El terror de no comprendernos

Hay autores que cambian su estilo con cada trabajo, que buscan decir cosas nuevas, tocar otros temas, distintos géneros, otros enfoques. Cada obra nueva ha de ser para elles completamente distinta a la anterior, como si algo les esperase en otros lugares y no pudiesen permitirse estar en el mismo sitio demasiado tiempo. También hay otres autores que tienden hacia lo contrario: escribir y reescribir siempre un mismo tema, dar vueltas sobre un mismo centro, insistir en él, mirarlo desde todos los ángulos posibles, darle otra vuelta, otro matiz, repensarlo una y otra vez. Michel Bonardi es, sin duda, de los segundos. Su obra completa —hasta el momento, formada por cuatro juegos disponibles su página de itch.io— forma un continuo muy explícito.
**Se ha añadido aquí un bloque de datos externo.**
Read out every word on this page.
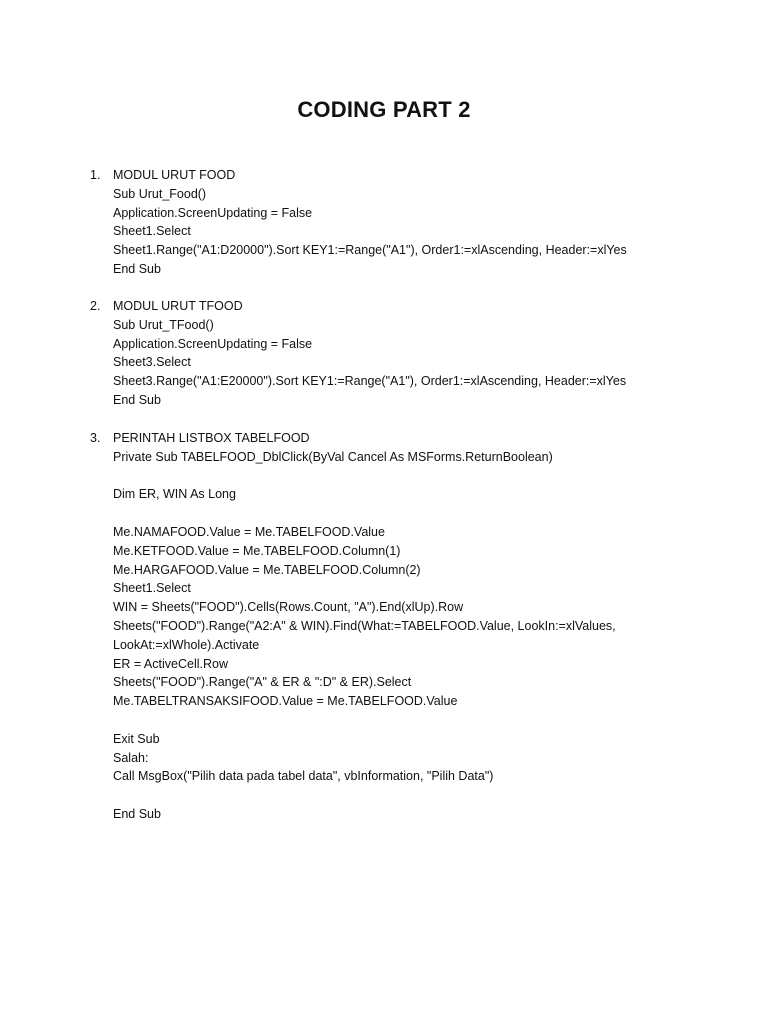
CODING PART 2
1.	MODUL URUT FOOD
Sub Urut_Food()
Application.ScreenUpdating = False
Sheet1.Select
Sheet1.Range("A1:D20000").Sort KEY1:=Range("A1"), Order1:=xlAscending, Header:=xlYes
End Sub
2.	MODUL URUT TFOOD
Sub Urut_TFood()
Application.ScreenUpdating = False
Sheet3.Select
Sheet3.Range("A1:E20000").Sort KEY1:=Range("A1"), Order1:=xlAscending, Header:=xlYes
End Sub
3.	PERINTAH LISTBOX TABELFOOD
Private Sub TABELFOOD_DblClick(ByVal Cancel As MSForms.ReturnBoolean)
Dim ER, WIN As Long
Me.NAMAFOOD.Value = Me.TABELFOOD.Value
Me.KETFOOD.Value = Me.TABELFOOD.Column(1)
Me.HARGAFOOD.Value = Me.TABELFOOD.Column(2)
Sheet1.Select
WIN = Sheets("FOOD").Cells(Rows.Count, "A").End(xlUp).Row
Sheets("FOOD").Range("A2:A" & WIN).Find(What:=TABELFOOD.Value, LookIn:=xlValues,
LookAt:=xlWhole).Activate
ER = ActiveCell.Row
Sheets("FOOD").Range("A" & ER & ":D" & ER).Select
Me.TABELTRANSAKSIFOOD.Value = Me.TABELFOOD.Value
Exit Sub
Salah:
Call MsgBox("Pilih data pada tabel data", vbInformation, "Pilih Data")
End Sub
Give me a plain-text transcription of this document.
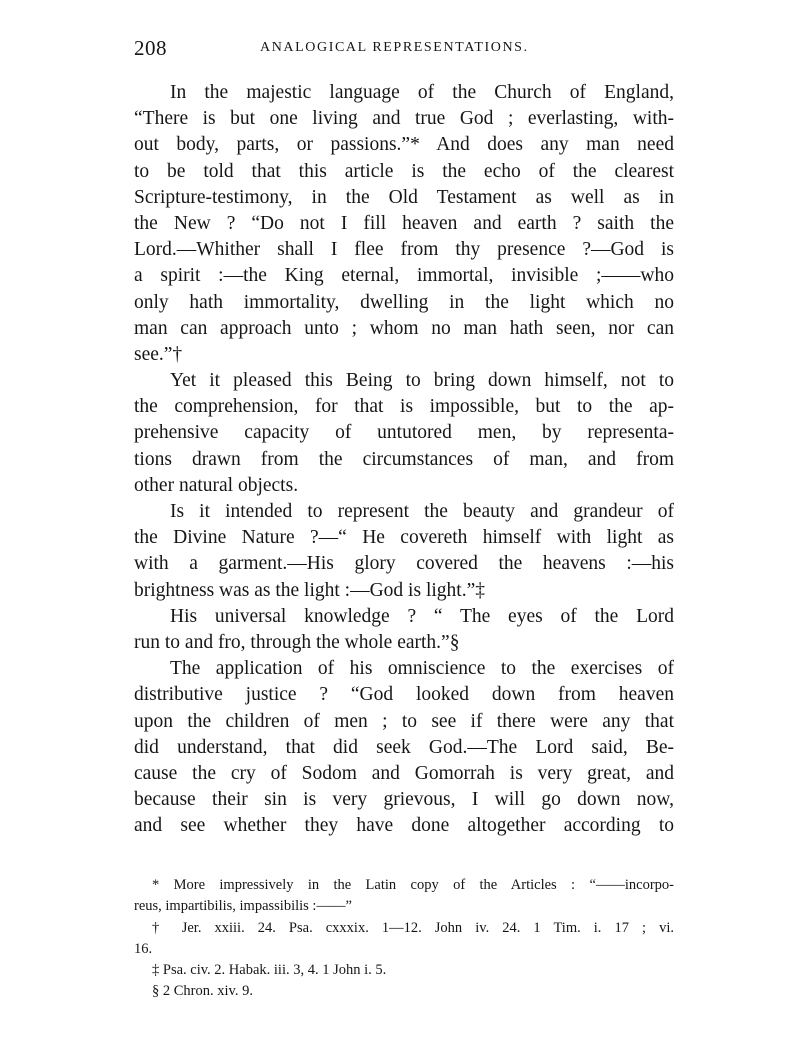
208	ANALOGICAL REPRESENTATIONS.
In the majestic language of the Church of England,
“There is but one living and true God ; everlasting, with-
out body, parts, or passions.”* And does any man need
to be told that this article is the echo of the clearest
Scripture-testimony, in the Old Testament as well as in
the New ? “Do not I fill heaven and earth ? saith the
Lord.—Whither shall I flee from thy presence ?—God is
a spirit :—the King eternal, immortal, invisible ;——who
only hath immortality, dwelling in the light which no
man can approach unto ; whom no man hath seen, nor can
see.”†
Yet it pleased this Being to bring down himself, not to
the comprehension, for that is impossible, but to the ap-
prehensive capacity of untutored men, by representa-
tions drawn from the circumstances of man, and from
other natural objects.
Is it intended to represent the beauty and grandeur of
the Divine Nature ?—“ He covereth himself with light as
with a garment.—His glory covered the heavens :—his
brightness was as the light :—God is light.”‡
His universal knowledge ? “ The eyes of the Lord
run to and fro, through the whole earth.”§
The application of his omniscience to the exercises of
distributive justice ? “God looked down from heaven
upon the children of men ; to see if there were any that
did understand, that did seek God.—The Lord said, Be-
cause the cry of Sodom and Gomorrah is very great, and
because their sin is very grievous, I will go down now,
and see whether they have done altogether according to
* More impressively in the Latin copy of the Articles : “——incorpo-
reus, impartibilis, impassibilis :——”
† Jer. xxiii. 24. Psa. cxxxix. 1—12. John iv. 24. 1 Tim. i. 17 ; vi.
16.
‡ Psa. civ. 2. Habak. iii. 3, 4. 1 John i. 5.
§ 2 Chron. xiv. 9.
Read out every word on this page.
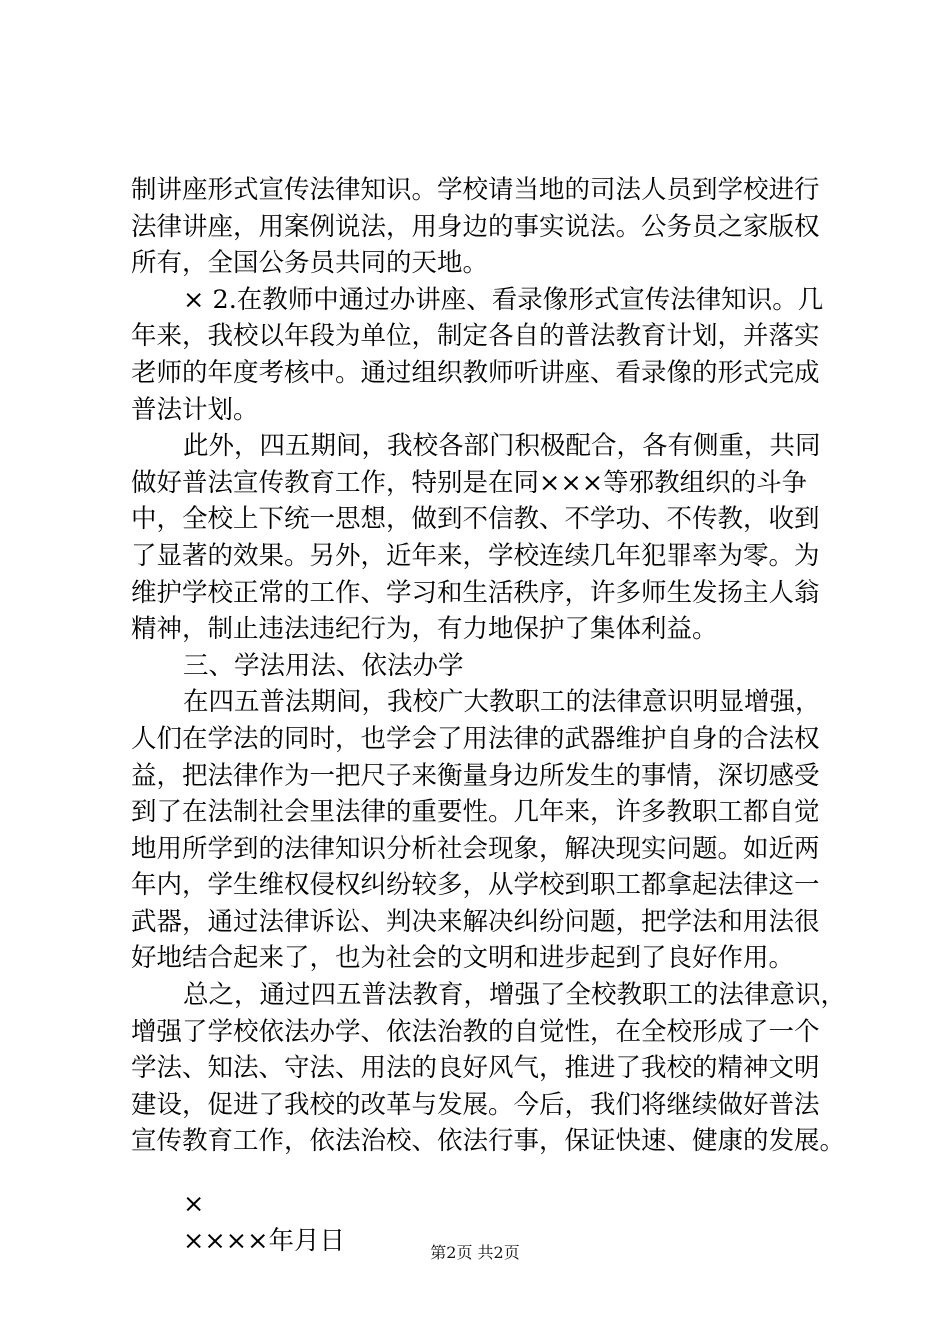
制讲座形式宣传法律知识。学校请当地的司法人员到学校进行
法律讲座，用案例说法，用身边的事实说法。公务员之家版权
所有，全国公务员共同的天地。
× 2.在教师中通过办讲座、看录像形式宣传法律知识。几
年来，我校以年段为单位，制定各自的普法教育计划，并落实
老师的年度考核中。通过组织教师听讲座、看录像的形式完成
普法计划。
此外，四五期间，我校各部门积极配合，各有侧重，共同
做好普法宣传教育工作，特别是在同×××等邪教组织的斗争
中，全校上下统一思想，做到不信教、不学功、不传教，收到
了显著的效果。另外，近年来，学校连续几年犯罪率为零。为
维护学校正常的工作、学习和生活秩序，许多师生发扬主人翁
精神，制止违法违纪行为，有力地保护了集体利益。
三、学法用法、依法办学
在四五普法期间，我校广大教职工的法律意识明显增强，
人们在学法的同时，也学会了用法律的武器维护自身的合法权
益，把法律作为一把尺子来衡量身边所发生的事情，深切感受
到了在法制社会里法律的重要性。几年来，许多教职工都自觉
地用所学到的法律知识分析社会现象，解决现实问题。如近两
年内，学生维权侵权纠纷较多，从学校到职工都拿起法律这一
武器，通过法律诉讼、判决来解决纠纷问题，把学法和用法很
好地结合起来了，也为社会的文明和进步起到了良好作用。
总之，通过四五普法教育，增强了全校教职工的法律意识，
增强了学校依法办学、依法治教的自觉性，在全校形成了一个
学法、知法、守法、用法的良好风气，推进了我校的精神文明
建设，促进了我校的改革与发展。今后，我们将继续做好普法
宣传教育工作，依法治校、依法行事，保证快速、健康的发展。
×
××××年月日	第2页 共2页
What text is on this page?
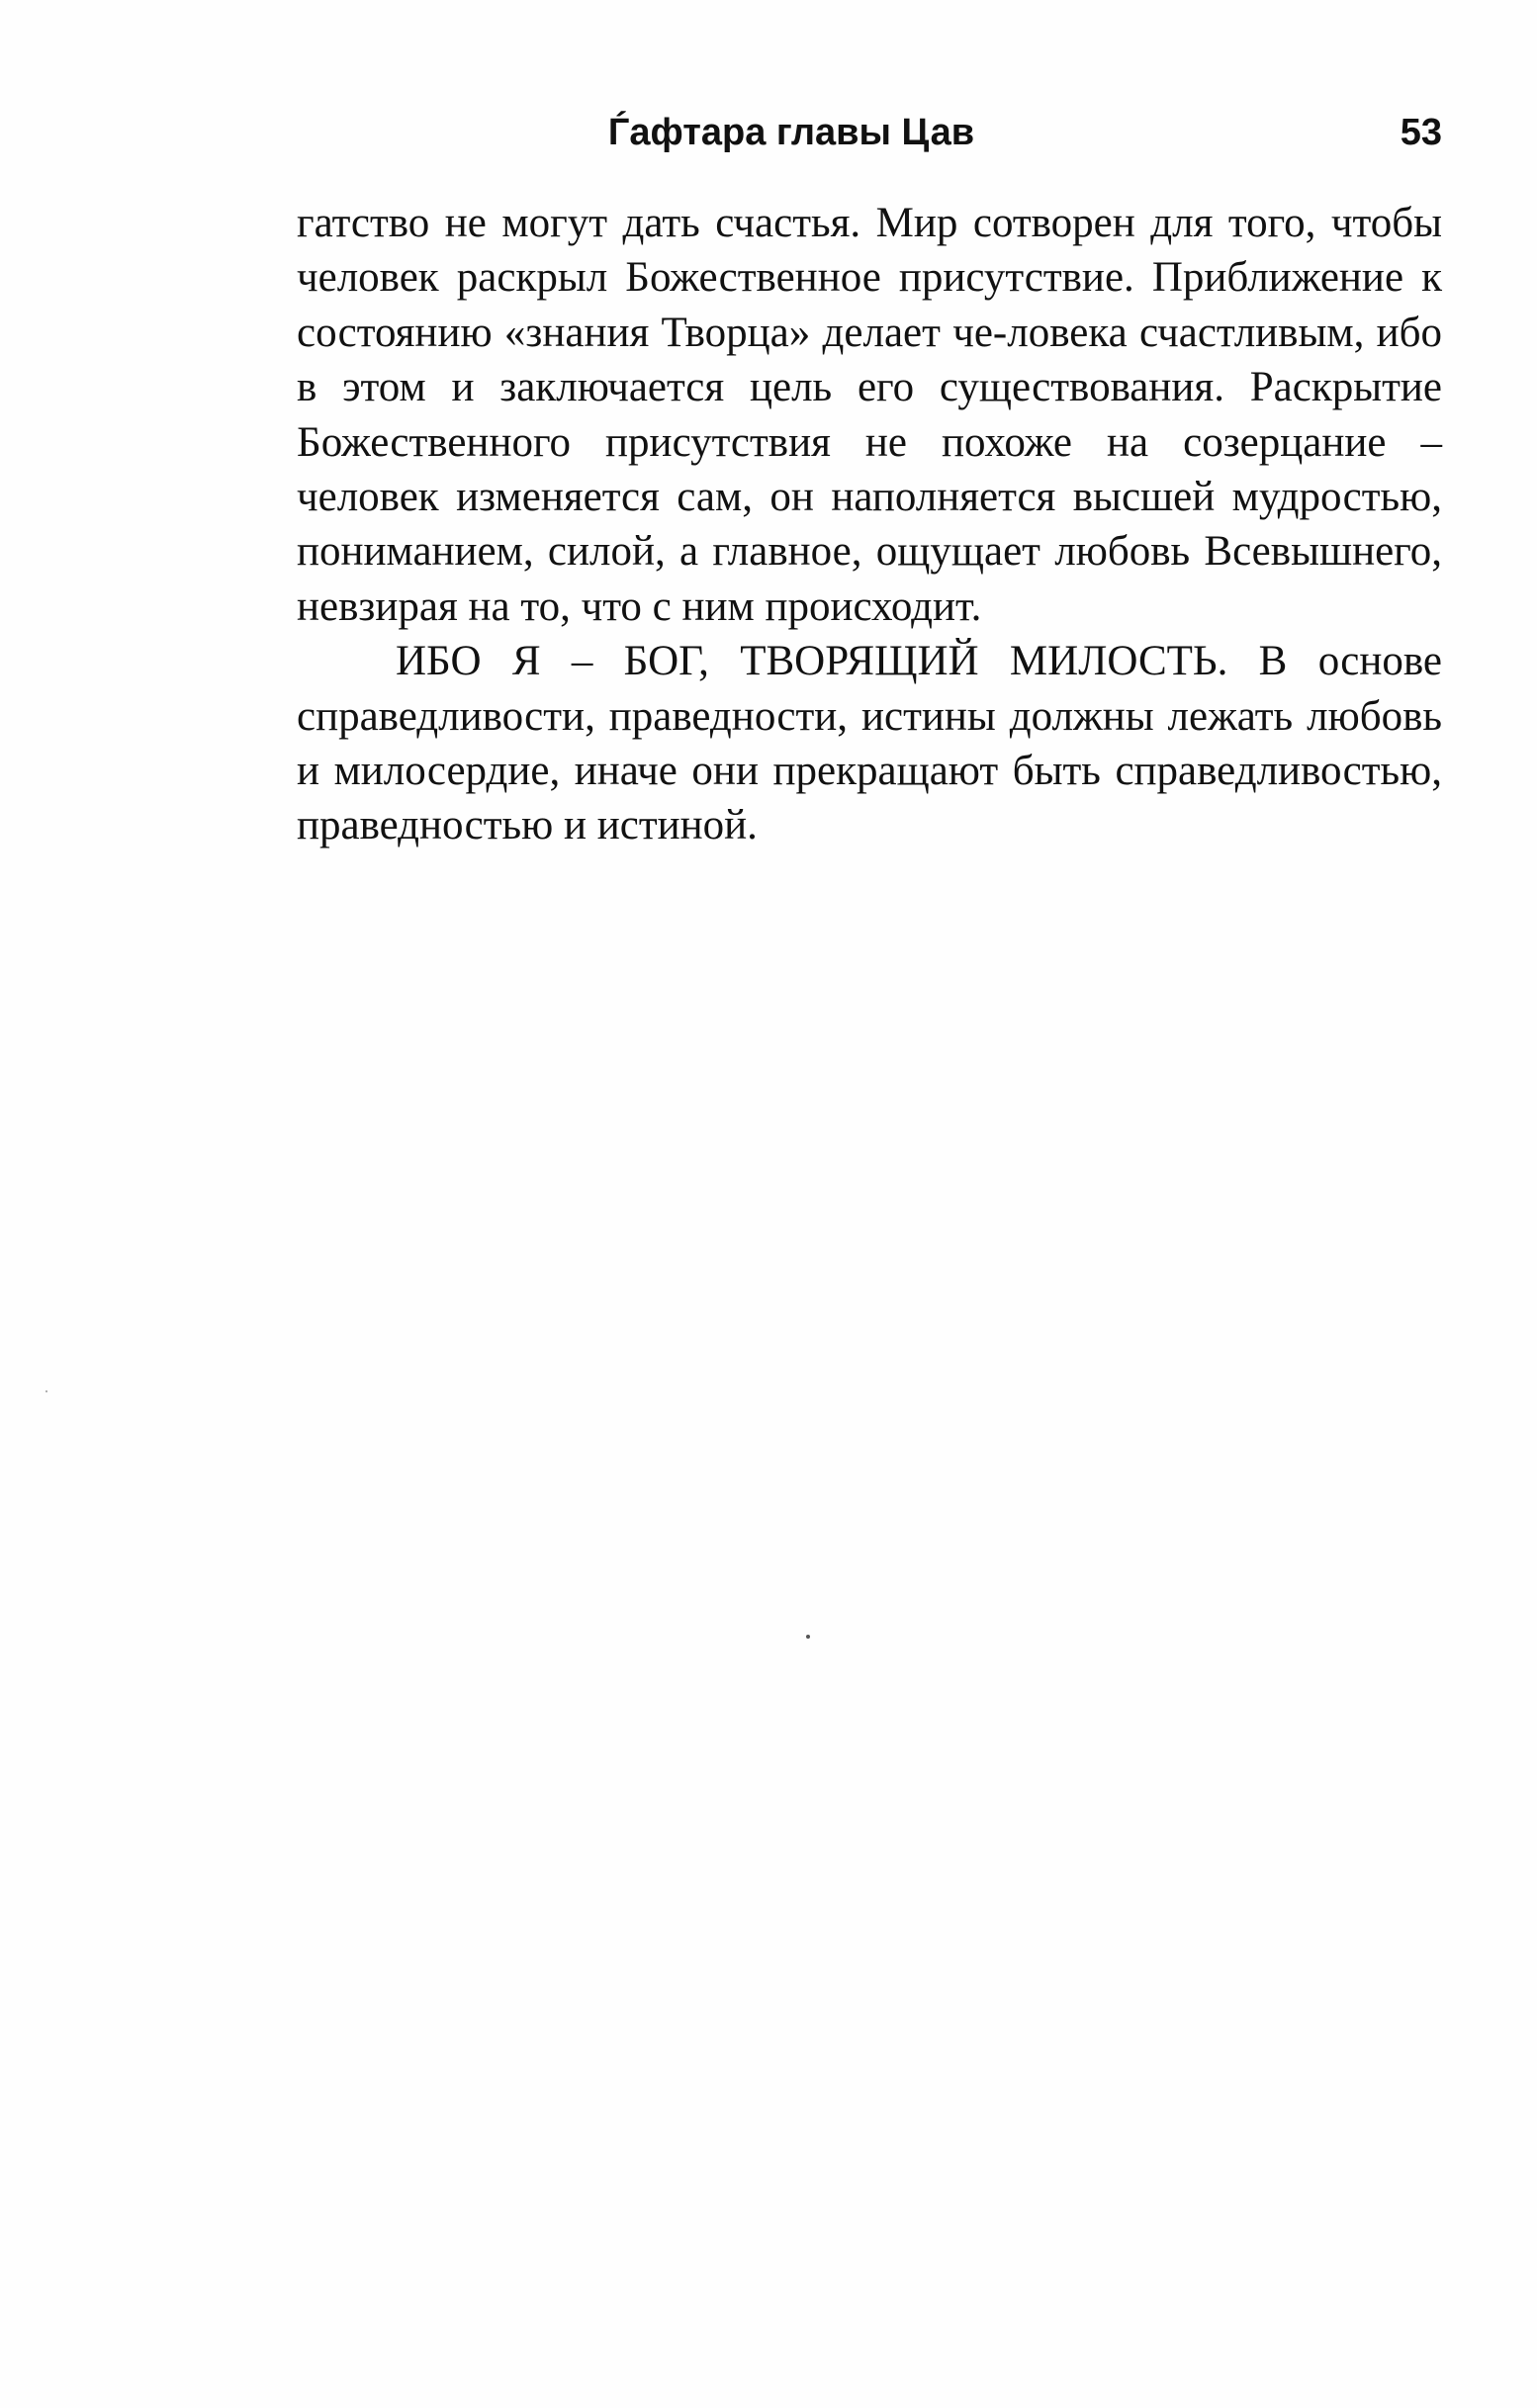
Ѓафтара главы Цав	53

гатство не могут дать счастья. Мир сотворен для того, чтобы человек раскрыл Божественное присутствие. Приближение к состоянию «знания Творца» делает че-ловека счастливым, ибо в этом и заключается цель его существования. Раскрытие Божественного присутствия не похоже на созерцание – человек изменяется сам, он наполняется высшей мудростью, пониманием, силой, а главное, ощущает любовь Всевышнего, невзирая на то, что с ним происходит.

ИБО Я – БОГ, ТВОРЯЩИЙ МИЛОСТЬ. В основе справедливости, праведности, истины должны лежать любовь и милосердие, иначе они прекращают быть справедливостью, праведностью и истиной.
Desde el primero hasta el último, todos de sus trabajos están conformados por unas señas de identidad que se repiten continuamente: la pátina de tristeza que lo envuelve todo, el aislamiento social y espacial, el desequilibro emocional, la incapacidad de ser que sufren sus personajes. Y todas estas preocupaciones se articulan siempre entorno a un eje que vertebra su obra: el problema de la comunicación —entendido como la incapacidad de entender y ser entendido— y el terror de la soledad.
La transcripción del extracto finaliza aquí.